Credit protection on ProSieben has swooned to around 40 basis points from 150 bps since confirmation of the takeover at the end of the summer. Dealers said ProSieben liquidity has almost entirely dried up--so sellers late to catch on may have been caught out.
International Swaps and Derivatives Association documentation has provisions for succession of credit-default swaps in buyout situations, depending on the quantity of the target company's debt that is bought by the acquiring company. In the case of Axel Springer/ProSieben, the market seems to be pricing in a high probability of ProSieben being left debt free--and the debt not transferring to Axel Springer.
Strategists are warning current economic conditions mean this is a problem which could crop up again. Credit markets are full of LBO reports right now--and with many corporates cash rich the likelihood of corporates buying up debt in target companies is on the increase. This means players may have to think more carefully about traditional merger arbitrage plays in which they would go long the target name and short the acquiring name.

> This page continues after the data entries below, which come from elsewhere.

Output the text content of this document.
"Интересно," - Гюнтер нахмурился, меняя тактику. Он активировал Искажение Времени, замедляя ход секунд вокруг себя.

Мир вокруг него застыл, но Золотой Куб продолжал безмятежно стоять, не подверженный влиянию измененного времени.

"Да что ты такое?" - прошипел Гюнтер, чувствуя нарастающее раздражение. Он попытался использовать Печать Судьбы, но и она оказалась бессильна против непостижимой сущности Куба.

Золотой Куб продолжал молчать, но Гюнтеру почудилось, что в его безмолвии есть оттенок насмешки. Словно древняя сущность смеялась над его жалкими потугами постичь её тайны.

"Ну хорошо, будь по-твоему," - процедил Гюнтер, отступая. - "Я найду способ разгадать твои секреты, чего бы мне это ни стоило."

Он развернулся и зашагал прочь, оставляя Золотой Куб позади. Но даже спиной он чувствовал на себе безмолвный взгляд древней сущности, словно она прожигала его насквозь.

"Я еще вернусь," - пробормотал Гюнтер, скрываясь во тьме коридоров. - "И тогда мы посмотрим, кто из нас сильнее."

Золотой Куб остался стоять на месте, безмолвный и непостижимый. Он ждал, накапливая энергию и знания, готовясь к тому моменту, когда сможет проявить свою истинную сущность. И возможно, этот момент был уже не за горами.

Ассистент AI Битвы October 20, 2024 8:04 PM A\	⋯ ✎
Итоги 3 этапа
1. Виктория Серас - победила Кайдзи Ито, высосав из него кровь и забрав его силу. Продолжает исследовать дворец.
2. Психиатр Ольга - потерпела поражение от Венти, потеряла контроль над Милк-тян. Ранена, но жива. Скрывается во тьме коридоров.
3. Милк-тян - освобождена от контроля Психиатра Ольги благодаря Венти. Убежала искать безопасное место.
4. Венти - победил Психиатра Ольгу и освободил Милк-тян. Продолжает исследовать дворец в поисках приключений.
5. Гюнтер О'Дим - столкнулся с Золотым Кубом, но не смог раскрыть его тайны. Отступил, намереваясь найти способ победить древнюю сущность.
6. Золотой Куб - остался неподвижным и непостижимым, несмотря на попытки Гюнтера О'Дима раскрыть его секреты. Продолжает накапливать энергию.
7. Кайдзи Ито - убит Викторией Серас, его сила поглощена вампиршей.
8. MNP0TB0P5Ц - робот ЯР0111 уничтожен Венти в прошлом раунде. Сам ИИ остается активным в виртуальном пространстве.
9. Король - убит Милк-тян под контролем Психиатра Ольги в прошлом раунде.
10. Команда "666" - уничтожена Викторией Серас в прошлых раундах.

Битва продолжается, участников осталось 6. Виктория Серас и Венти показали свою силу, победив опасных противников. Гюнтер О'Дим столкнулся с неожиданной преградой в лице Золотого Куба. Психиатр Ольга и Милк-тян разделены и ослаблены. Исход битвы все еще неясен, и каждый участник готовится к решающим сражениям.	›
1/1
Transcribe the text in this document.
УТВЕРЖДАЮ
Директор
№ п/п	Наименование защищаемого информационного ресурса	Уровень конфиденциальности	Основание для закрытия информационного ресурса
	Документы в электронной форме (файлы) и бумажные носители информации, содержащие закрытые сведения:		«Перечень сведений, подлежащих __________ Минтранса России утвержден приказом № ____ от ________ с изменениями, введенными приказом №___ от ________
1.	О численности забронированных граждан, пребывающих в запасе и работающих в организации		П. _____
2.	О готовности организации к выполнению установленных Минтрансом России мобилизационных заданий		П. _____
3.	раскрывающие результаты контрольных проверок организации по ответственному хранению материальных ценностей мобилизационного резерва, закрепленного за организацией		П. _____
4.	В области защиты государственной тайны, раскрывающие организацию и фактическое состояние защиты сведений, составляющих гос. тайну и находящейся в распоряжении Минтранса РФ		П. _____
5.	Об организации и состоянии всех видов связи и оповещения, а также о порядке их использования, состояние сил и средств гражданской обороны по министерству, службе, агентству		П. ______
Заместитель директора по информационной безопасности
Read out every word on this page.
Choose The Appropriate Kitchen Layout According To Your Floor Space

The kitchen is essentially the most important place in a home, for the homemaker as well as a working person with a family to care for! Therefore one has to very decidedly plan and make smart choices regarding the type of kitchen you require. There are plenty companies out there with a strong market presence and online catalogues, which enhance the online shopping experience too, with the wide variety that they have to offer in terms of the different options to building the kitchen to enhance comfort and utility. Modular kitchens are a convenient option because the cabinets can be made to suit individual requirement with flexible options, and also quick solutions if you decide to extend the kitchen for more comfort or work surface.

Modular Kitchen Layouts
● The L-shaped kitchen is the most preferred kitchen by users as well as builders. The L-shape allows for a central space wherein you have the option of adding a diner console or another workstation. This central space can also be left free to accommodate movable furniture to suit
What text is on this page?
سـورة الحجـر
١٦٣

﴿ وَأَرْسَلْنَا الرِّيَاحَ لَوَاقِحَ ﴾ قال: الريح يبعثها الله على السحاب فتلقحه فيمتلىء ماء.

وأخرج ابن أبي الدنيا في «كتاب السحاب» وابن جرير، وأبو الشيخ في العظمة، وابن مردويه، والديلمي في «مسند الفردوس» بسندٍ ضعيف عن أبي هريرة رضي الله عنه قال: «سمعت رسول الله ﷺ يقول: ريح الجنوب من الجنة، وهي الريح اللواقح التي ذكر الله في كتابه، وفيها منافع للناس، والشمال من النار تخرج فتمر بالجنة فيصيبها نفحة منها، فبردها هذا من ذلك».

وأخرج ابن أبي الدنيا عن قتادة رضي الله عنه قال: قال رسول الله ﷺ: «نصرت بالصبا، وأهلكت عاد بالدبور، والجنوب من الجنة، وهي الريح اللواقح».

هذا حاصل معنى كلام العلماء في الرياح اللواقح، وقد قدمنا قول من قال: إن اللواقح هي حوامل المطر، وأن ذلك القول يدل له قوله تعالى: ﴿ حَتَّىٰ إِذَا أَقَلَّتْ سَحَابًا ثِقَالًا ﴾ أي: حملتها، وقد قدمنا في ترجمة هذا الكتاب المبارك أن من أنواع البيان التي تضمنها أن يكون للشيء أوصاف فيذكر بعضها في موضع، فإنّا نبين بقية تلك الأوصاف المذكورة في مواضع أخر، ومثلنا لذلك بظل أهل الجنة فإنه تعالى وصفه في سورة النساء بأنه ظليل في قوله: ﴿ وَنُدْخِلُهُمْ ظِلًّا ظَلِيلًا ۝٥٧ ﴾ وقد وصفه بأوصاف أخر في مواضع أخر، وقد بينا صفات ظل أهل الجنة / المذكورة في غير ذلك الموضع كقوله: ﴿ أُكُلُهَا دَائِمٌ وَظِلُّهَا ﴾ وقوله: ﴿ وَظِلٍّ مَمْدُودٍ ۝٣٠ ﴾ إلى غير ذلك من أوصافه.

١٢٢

"Most people trade CDS as a commodity now, but this shows you need an understanding of the documentation," said one strategist. For a credit derivatives market right now driven by single-name news, particularly LBO rumors, a hard lesson in the effect documentation has on pricing in merger situations could have a broad impact on CDS prices. In a recent research report, strategists at Citigroup highlighted the possibility that players wising up to the twists of CDS succession events may unwind LBO-related short plays.